A Biometano São Leopoldo S.A. do Grupo Solví, inaugurou sua usina de produção de biometano com capacidade de produção diária de 36.744 metros cúbicos. O projeto contou com financiamento de R$ 76,4 milhões do Banco Nacional de Desenvolvimento Econômico e Social (BNDES). A Biometano São Leopoldo S.A. é uma sociedade de propósito específico (SPE) criada pelo Grupo Solví em parceria com a Arpoador Biopar com o objetivo de purificar o biogás proveniente do aterro sanitário que controla, oferecendo soluções para descarbonização energética. O aterro recebe o lixo proveniente de 50 municípios da região, dentre eles São Leopoldo, Sapucaia do Sul, Esteio, Portão, Estância Velha, Dois Irmãos, Ivoti, Nova Petrópolis, Gramado e Canela.

A nova usina foi construída em São Leopoldo, na Região Metropolitana de Porto Alegre (RS). O biometano será obtido a partir da purificação do biogás proveniente do aterro sanitário da Companhia Riograndense de Valorização de Resíduos (CRVR), empresa controlada pelo Grupo Solví. O sistema de purificação será fornecido pela Gruen, fabricante nacional em escala industrial de soluções baseadas na tecnologia PSA, com assistência técnica totalmente local.

O BNDES responde por 80,1% do total investido no projeto. O Banco foi representado na inauguração pela chefe do Departamento de Gás, Petróleo, Navegação e Descarbonização (Degap), Elisa Lage. O financiamento aprovado pelo BNDES conta com R$ 61,1 milhões do Fundo Clima, criado pela Lei Federal 12.114/2009 e vinculado ao Ministério do Meio Ambiente e Mudança do Clima (MMA).
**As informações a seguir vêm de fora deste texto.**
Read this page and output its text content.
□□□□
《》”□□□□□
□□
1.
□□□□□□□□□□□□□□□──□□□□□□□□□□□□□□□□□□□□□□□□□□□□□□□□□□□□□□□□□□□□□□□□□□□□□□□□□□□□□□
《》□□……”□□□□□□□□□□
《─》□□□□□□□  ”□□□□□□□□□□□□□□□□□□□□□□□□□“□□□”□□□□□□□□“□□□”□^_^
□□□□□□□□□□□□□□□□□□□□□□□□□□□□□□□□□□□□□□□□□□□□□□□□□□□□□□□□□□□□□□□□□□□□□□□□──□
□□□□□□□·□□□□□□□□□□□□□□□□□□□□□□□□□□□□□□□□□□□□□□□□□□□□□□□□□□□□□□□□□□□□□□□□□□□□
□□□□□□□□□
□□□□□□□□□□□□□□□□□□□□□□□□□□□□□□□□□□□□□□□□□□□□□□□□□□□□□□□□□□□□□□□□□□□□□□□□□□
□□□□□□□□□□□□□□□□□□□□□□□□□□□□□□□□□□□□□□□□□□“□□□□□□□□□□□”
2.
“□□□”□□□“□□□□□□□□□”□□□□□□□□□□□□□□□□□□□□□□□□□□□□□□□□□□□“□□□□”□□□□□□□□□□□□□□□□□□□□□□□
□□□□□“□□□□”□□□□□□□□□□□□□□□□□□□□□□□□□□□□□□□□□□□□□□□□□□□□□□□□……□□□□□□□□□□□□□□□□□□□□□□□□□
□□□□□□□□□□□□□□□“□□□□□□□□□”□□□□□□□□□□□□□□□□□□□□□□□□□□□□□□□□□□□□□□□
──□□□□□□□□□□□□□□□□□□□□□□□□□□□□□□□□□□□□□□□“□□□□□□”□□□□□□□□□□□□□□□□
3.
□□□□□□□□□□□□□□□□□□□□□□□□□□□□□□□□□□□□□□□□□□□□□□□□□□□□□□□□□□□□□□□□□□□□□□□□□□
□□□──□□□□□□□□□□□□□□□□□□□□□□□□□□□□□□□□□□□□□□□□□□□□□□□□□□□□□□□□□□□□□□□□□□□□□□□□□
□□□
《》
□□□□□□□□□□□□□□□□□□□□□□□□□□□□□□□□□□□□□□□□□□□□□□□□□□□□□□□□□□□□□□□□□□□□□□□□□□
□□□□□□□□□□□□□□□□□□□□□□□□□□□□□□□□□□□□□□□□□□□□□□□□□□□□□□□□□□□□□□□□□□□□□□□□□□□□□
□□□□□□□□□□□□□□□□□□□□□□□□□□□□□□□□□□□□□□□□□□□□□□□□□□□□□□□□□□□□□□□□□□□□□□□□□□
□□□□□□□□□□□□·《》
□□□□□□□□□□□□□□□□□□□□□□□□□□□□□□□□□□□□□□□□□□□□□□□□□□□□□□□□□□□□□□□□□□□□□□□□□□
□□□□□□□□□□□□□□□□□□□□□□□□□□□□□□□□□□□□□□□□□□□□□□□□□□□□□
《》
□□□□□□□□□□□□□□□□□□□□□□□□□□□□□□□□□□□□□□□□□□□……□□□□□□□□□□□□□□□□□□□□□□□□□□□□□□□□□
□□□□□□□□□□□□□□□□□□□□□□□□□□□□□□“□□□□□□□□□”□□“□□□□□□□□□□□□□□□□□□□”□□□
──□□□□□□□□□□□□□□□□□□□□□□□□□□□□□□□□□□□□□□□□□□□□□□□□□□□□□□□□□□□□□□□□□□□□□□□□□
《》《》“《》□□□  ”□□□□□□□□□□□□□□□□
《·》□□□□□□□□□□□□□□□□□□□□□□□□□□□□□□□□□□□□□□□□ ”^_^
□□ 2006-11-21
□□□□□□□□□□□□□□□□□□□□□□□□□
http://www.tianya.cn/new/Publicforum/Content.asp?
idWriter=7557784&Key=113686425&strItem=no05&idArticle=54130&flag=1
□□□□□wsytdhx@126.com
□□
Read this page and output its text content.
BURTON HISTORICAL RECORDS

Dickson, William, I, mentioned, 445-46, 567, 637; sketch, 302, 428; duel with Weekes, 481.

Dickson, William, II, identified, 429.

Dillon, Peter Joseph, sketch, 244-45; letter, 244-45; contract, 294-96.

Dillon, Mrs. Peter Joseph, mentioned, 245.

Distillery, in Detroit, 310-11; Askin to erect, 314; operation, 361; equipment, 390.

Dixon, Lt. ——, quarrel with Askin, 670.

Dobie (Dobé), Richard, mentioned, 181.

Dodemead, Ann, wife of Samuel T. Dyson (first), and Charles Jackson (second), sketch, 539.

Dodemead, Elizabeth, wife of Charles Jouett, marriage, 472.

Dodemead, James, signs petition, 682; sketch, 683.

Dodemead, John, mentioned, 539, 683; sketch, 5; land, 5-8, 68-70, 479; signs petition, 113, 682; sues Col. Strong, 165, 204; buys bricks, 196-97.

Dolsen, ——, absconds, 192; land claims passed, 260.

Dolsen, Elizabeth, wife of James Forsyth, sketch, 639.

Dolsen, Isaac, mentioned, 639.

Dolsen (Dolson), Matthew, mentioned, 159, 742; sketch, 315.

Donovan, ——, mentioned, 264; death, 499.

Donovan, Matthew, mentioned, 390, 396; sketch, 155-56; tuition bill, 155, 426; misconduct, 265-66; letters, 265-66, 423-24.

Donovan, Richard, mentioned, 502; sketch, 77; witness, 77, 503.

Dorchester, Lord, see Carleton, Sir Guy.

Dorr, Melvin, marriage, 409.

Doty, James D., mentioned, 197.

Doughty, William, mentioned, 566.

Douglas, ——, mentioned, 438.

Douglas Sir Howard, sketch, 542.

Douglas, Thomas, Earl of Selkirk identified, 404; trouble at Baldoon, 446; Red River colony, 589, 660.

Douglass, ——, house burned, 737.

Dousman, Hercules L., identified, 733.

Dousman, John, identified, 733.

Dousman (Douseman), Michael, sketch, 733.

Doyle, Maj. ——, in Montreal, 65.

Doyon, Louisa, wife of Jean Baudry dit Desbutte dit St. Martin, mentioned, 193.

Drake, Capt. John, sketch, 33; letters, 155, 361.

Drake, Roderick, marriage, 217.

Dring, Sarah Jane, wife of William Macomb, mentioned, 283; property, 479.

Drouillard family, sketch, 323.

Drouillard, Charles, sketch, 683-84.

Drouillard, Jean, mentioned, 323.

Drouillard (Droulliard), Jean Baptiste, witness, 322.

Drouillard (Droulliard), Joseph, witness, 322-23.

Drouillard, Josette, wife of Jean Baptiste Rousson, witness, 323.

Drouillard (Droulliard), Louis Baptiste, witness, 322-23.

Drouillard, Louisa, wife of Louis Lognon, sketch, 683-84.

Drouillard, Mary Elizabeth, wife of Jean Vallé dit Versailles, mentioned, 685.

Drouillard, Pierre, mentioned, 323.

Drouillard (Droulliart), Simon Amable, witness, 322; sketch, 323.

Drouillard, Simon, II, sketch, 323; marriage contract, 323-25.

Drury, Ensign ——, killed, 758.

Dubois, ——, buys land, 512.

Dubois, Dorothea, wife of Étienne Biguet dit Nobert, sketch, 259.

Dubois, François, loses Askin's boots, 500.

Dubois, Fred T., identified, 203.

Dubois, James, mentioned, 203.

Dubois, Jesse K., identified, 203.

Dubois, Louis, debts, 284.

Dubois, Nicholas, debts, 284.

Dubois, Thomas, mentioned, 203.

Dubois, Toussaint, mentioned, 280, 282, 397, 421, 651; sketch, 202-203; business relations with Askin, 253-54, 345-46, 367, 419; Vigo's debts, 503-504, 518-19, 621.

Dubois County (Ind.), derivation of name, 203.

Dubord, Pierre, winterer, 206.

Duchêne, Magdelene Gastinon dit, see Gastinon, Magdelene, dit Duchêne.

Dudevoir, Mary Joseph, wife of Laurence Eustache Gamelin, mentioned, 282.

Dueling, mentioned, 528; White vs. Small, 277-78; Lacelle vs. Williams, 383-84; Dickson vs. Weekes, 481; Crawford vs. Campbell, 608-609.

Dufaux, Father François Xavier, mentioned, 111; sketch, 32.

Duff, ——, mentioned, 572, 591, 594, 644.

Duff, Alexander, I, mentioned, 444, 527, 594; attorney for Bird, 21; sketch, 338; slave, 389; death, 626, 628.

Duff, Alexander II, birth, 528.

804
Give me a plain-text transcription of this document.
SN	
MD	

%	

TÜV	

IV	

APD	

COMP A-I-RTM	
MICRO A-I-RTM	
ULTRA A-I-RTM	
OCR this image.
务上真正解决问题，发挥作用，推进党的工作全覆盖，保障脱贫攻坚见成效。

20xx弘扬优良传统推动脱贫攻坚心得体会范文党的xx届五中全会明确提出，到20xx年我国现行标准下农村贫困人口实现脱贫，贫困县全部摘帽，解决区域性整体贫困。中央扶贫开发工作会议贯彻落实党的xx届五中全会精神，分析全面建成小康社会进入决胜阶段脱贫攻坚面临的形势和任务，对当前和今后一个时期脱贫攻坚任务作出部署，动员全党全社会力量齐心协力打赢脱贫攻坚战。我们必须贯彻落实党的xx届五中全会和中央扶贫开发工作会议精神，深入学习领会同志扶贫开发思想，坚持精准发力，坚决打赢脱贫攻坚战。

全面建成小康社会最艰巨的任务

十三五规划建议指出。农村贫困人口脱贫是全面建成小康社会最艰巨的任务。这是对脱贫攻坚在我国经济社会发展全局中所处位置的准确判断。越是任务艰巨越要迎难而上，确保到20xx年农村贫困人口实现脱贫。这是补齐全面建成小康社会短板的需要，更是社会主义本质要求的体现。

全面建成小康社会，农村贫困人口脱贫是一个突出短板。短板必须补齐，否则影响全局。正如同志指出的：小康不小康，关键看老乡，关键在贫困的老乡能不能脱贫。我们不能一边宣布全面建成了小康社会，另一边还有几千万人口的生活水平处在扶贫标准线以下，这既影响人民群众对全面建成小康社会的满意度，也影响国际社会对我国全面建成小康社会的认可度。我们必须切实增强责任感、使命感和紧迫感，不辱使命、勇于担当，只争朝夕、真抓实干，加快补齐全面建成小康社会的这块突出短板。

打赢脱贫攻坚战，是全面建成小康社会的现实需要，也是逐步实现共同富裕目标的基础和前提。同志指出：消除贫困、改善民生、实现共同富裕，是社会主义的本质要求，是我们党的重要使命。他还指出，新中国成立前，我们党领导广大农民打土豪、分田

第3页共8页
Sua finalidade é apoiar projetos ou estudos e financiar empreendimentos que tenham como objetivo a mitigação das mudanças climáticas. Outros R$ 15,3 milhões são provenientes da linha BNDES Finem.

“É um projeto que diversifica a matriz energética, oferecendo uma alternativa renovável para a indústria e para o setor de transportes. O uso do biometano é uma solução para substituir combustíveis fósseis como diesel e gás natural e é aderente às estratégias de descarbonização adotadas por diferentes segmentos da economia”, avalia a diretora de Infraestrutura e Mudança Climática do BNDES, Luciana Costa.

“Esta é a segunda planta de biometano inaugurada em menos de um ano, o que demonstra o compromisso do Grupo Solví de trazer soluções sustentáveis para o estado e para o país. A escolha por São Leopoldo considerou a vocação industrial da região. Com fornecimento contínuo e previsível, o biometano produzido a partir dos resíduos urbanos contribui para a segurança energética, além de gerar benefícios para a economia local”, afirmou Rafael Salamoni, diretor responsável pela planta de Biometano.